MANI TESE E ICEI IN PRIMA LINEA CONTRO IL CORONAVIRUS IN ZAMBEZIA

In Zambezia, dove i casi di coronavirus stanno crescendo rapidamente, Mani Tese e ICEI stanno facendo attività di sensibilizzazione e prevenzione.

Mani Tese e ICEI, che collaborano nei progetti “Quelimane agricola” e “FORESTE”, nelle ultime settimane hanno consegnato materiali per la sensibilizzazione e la prevenzione del coronavirus in diverse comunità della provincia della Zambezia (Mozambico centrale), dove purtroppo i casi Covid-19 stanno aumentando rapidamente.
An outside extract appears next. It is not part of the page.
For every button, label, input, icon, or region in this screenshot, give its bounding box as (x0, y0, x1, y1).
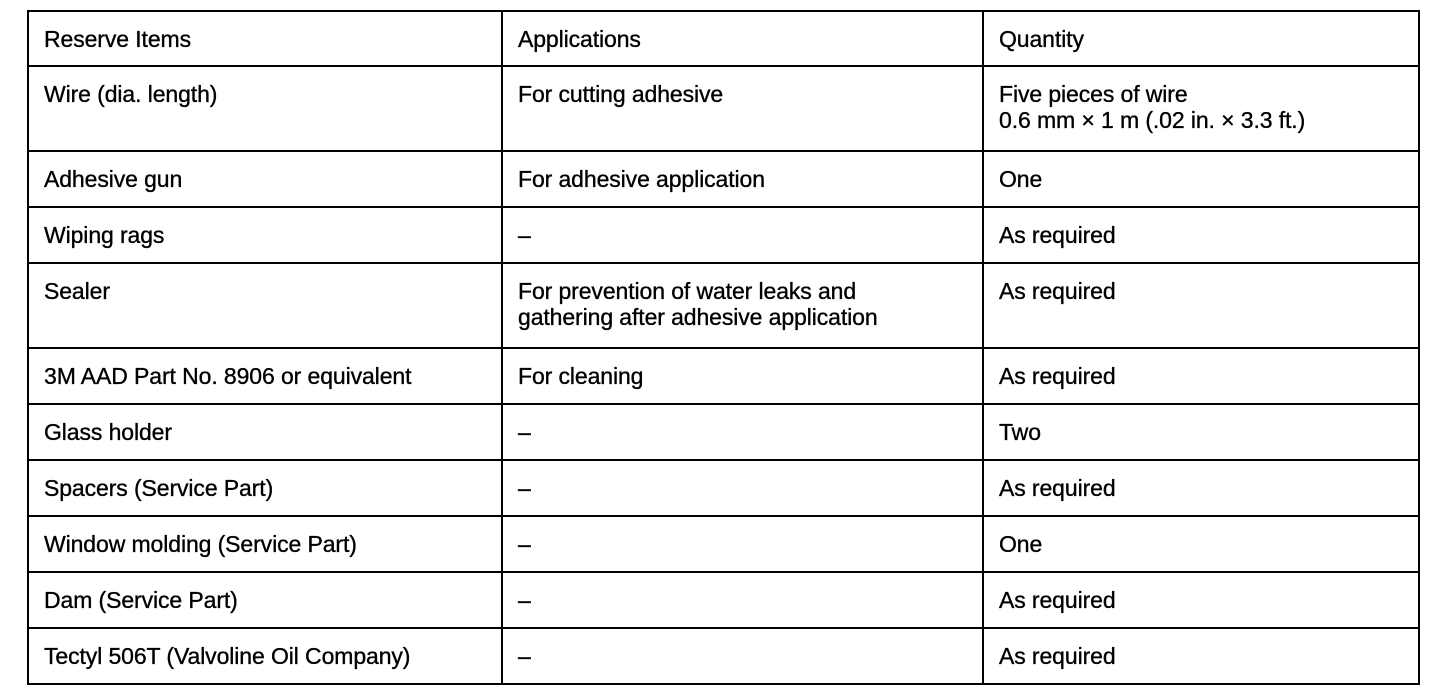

Nel dettaglio sono state distribuite biciclette dotate di megafoni per informare la popolazione, in portoghese e chuabo (lingua locale), su come prevenire il virus e dove recarsi in caso di sospetto di contagio. Gli stessi messaggi sono stati diffusi anche attraverso due radio molto seguite nella zona, Rádio Zambeze FM e Nova Rádio Paz.

Altri beneficiari, che vivono in aree remote ma hanno a disposizione un cellulare, sono stati invece raggiunti da SMS informativi sul Covid-19 e condivideranno le informazioni ricevute con i loro familiari e vicini. Infine, sono state distribuite delle mascherine che sono state cucite da sarti di Quelimane rispettando le indicazioni dell’OMS e del Ministero della Sanità del Mozambico.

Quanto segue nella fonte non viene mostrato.